The FDA announced yesterday that it had for the first time approved a daily birth-control pill for over-the-counter sales. That’s a big change; once the product, called Opill, is on the market—which may be as soon as early 2024—Americans will be able to buy daily hormonal birth control without a prescription. That’s historic news, but hidden underneath it is another set of firsts: In the coming months, Americans will also be able to grab an over-the-counter treatment for their heavy periods, cramps, headaches, and even migraines; they’ll have prescription-free access to a drug for endometriosis and polycystic ovary syndrome; and they’ll be able to buy a medication that can mitigate the symptoms of menopause. It’s all in the same, progestin-based pill.

The FDA’s approval only covers Opill’s use as a form of birth control, but doctors have been prescribing pills that contain progestin for noncontraceptive needs for years. For the most part, the intervention works much better when the pills include both progestin and estrogen. Adding that second hormone to the mix amplifies all of progestin’s beneficial effects, plus helps control hormonal acne. It also leaves more wiggle room in terms of timing: Progestin-only pills—sometimes called a minipill—have a much shorter half-life in the body, so if you don’t take them during the same three-hour window each day, they’re much less reliable at preventing pregnancy, says Anne-Marie Amies Oelschlager, the chief of pediatric and adolescent gynecology at Seattle Children’s. (Some women are prescribed progestin-only pills because they are particularly susceptible to certain risks associated with estrogen.)

As a result, an over-the-counter progestin-only pill is far from the best way of treating these conditions, experts told me. “While I suppose that it could be used off-label, I would be hesitant to do that if someone was otherwise able to obtain a prescription for a combined oral contraceptive,” Erin Fleurant, a family-planning fellow at Northwestern Medicine, told me. And if progestin by itself really were the right approach, then an IUD, implant, or injection might be a more effective way to deliver the drug.

Despite the fact that progestin on its own would not usually be a doctor’s first choice—“I generally don’t prescribe it,” Veronica Ades, the vice chair of ob/gyn at Jacobi Medical Center, told me—the drug can have meaningful benefits when taken on its own. Amies Oelschlager told me that she prescribes it to suppress patients’ periods, especially if they’re experiencing pain or heavy bleeding. Even low-dose pills (like Opill) can be helpful for controlling period- and perimenopause-related migraines, as well as mood swings from premenstrual syndrome or premenstrual dysphoric disorder.

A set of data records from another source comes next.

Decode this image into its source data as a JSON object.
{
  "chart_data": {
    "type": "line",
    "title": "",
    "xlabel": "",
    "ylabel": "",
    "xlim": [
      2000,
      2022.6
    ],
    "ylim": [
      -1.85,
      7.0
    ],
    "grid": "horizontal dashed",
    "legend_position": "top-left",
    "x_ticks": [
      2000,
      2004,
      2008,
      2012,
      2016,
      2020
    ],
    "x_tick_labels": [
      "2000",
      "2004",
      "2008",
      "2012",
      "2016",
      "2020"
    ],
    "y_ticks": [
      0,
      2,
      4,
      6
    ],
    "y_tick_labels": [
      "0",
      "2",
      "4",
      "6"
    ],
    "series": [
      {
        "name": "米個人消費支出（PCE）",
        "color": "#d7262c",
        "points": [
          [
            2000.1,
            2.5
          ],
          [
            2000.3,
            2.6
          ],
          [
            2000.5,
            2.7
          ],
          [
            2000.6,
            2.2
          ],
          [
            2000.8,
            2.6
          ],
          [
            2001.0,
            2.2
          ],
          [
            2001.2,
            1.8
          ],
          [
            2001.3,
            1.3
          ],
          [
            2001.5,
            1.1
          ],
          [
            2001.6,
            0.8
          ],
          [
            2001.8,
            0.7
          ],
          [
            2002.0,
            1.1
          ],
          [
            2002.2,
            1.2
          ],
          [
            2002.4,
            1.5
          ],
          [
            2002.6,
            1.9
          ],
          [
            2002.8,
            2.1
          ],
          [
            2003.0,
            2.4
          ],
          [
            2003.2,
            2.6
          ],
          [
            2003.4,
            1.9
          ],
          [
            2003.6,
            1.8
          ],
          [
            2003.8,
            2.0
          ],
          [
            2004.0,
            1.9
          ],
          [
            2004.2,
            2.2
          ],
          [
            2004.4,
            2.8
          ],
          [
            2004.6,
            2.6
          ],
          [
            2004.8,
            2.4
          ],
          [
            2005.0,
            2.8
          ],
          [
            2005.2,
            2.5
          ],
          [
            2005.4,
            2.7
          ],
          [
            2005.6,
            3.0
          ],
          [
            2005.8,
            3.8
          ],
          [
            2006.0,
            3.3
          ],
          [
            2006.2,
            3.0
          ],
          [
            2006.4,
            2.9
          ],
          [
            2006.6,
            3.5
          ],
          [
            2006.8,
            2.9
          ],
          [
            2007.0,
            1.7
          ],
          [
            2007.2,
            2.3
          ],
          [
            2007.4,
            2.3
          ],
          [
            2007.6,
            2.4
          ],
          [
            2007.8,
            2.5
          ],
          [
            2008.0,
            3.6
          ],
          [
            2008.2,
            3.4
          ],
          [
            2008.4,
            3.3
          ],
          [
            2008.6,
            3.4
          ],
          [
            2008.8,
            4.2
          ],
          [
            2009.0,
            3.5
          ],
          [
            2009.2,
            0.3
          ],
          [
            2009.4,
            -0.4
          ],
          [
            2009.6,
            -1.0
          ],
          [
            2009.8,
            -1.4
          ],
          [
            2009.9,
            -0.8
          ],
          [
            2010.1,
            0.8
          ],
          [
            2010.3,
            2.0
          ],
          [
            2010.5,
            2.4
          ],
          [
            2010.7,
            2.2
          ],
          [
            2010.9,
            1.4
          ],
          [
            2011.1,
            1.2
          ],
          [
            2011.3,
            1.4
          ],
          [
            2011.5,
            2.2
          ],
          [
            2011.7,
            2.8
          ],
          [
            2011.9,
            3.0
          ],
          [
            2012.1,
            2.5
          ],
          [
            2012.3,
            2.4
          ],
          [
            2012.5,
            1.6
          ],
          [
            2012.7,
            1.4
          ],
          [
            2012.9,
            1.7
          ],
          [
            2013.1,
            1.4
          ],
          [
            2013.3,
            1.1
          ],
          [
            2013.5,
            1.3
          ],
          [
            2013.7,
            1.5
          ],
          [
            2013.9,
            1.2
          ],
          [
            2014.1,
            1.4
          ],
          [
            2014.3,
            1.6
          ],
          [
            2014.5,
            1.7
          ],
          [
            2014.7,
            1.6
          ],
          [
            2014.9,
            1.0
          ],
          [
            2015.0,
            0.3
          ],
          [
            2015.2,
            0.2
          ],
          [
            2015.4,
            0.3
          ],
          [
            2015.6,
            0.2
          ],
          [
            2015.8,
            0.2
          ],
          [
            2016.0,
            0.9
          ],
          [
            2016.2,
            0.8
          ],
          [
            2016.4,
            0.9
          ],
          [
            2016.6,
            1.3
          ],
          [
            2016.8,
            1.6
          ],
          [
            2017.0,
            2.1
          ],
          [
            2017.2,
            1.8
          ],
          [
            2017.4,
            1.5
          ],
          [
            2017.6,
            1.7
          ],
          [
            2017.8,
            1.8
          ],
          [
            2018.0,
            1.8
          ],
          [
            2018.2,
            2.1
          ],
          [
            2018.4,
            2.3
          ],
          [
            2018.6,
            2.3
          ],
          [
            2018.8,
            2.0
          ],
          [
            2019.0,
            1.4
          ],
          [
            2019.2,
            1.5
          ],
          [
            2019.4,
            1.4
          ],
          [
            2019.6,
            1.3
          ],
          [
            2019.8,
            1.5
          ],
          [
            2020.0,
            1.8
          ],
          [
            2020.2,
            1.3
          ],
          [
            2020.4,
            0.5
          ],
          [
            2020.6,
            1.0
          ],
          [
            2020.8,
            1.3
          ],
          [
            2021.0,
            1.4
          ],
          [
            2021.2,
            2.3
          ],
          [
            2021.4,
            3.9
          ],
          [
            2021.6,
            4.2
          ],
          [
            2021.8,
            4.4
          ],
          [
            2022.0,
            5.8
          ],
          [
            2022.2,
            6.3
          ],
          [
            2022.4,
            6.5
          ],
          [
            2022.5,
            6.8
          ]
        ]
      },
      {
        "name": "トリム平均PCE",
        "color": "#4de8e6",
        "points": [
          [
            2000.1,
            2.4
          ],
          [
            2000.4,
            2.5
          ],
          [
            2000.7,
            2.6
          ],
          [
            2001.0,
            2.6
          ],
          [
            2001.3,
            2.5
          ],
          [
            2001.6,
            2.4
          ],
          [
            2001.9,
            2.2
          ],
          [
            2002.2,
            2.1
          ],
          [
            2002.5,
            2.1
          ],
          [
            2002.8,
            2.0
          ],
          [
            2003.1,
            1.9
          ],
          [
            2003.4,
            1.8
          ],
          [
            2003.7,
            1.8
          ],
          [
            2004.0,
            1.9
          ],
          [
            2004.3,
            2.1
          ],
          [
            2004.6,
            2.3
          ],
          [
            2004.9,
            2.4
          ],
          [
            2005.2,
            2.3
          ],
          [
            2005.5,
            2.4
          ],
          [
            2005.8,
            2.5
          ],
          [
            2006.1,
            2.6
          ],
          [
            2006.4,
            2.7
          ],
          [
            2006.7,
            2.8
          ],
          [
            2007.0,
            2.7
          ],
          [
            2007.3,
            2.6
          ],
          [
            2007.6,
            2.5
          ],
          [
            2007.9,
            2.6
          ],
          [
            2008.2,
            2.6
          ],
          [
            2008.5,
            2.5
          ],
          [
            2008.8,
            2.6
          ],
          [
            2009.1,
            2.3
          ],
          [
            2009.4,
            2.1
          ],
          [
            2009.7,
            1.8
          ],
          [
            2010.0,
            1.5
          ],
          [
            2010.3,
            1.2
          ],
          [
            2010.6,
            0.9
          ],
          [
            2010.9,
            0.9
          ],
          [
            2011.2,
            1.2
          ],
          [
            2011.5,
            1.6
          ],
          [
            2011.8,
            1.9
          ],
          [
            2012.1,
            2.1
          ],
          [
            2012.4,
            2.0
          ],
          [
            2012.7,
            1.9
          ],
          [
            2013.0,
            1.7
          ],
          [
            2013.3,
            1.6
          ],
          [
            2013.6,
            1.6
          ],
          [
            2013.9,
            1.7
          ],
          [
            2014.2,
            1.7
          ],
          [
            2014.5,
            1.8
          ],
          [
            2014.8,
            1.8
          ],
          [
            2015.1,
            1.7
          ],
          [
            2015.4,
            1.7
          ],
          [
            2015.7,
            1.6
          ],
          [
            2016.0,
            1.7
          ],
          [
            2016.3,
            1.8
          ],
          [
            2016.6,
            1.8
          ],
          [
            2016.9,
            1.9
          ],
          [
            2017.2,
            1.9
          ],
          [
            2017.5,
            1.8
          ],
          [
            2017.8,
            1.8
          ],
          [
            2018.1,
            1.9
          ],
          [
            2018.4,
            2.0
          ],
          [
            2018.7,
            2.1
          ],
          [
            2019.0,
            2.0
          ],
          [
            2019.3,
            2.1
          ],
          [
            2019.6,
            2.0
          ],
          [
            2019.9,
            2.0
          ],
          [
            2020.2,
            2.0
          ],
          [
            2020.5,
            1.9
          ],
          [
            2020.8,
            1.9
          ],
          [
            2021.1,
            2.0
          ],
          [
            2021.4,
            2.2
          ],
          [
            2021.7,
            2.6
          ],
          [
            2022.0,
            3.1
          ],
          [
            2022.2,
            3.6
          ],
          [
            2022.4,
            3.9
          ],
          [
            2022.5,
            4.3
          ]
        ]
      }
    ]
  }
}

Progestin pills can also be used to treat endometrial hyperplasia, an abnormal thickening of the uterine lining (a.k.a. the endometrium) that can develop into cancer. Same for endometriosis, a condition that may affect up to 11 percent of American women in which endometrial tissue grows outside the uterus. Patients with PCOS produce unusually high levels of male sex hormones and, Ades said, generally have too much estrogen in their body relative to progesterone (the naturally occurring analogue of progestin). Progestin pills can help strike a healthier balance.

Right now, patients have few options to get relief from any of those symptoms without a doctor’s help. Until Opill hits the market, the best non-prescription way to treat PCOS is with healthy eating and exercise, Amies Oelschlager told me. For heavy periods, the best option patients can buy without a prescription is an NSAID like ibuprofen. “As far as an over-the-counter, daily hormonal medication, this is the first in the United States,” she said.

Perhaps the best circumstances for off-label use of Opill will be as a stopgap. If someone starts having abnormal bleeding or period pain but can’t get an appointment or travel to a doctor for several weeks, they could buy themselves some progestin-only pills for the interim. Opill could also be a backup plan for patients who are already taking birth-control pills for a non-birth-control purpose but can’t make it to their doctor to renew their prescription, or can’t get their prescription filled at a pharmacy.

Still, Ades cautioned that even stopgap use might not be wise for endometriosis patients, for whom switching medications could disrupt a delicate balance of hormones and “create a cascade of problems.” Fleurant warned that some of the symptoms that progestin pills could help alleviate may also be associated with very serious conditions that need a different treatment plan. “Say someone was 45 years old and having irregular bleeding and also had a lot of other risk factors for uterine cancer. I wouldn’t want them to pick up this pill and think that that was going to cure everything,” she said. Instead, they should be seen by a health-care provider.

For most women who need to be on birth control, a single-hormone drug like Opill is not the most reliable option; but starting next year, it could well be the most convenient. That same trade-off, between effectiveness and access, affects other uses of progestin, too.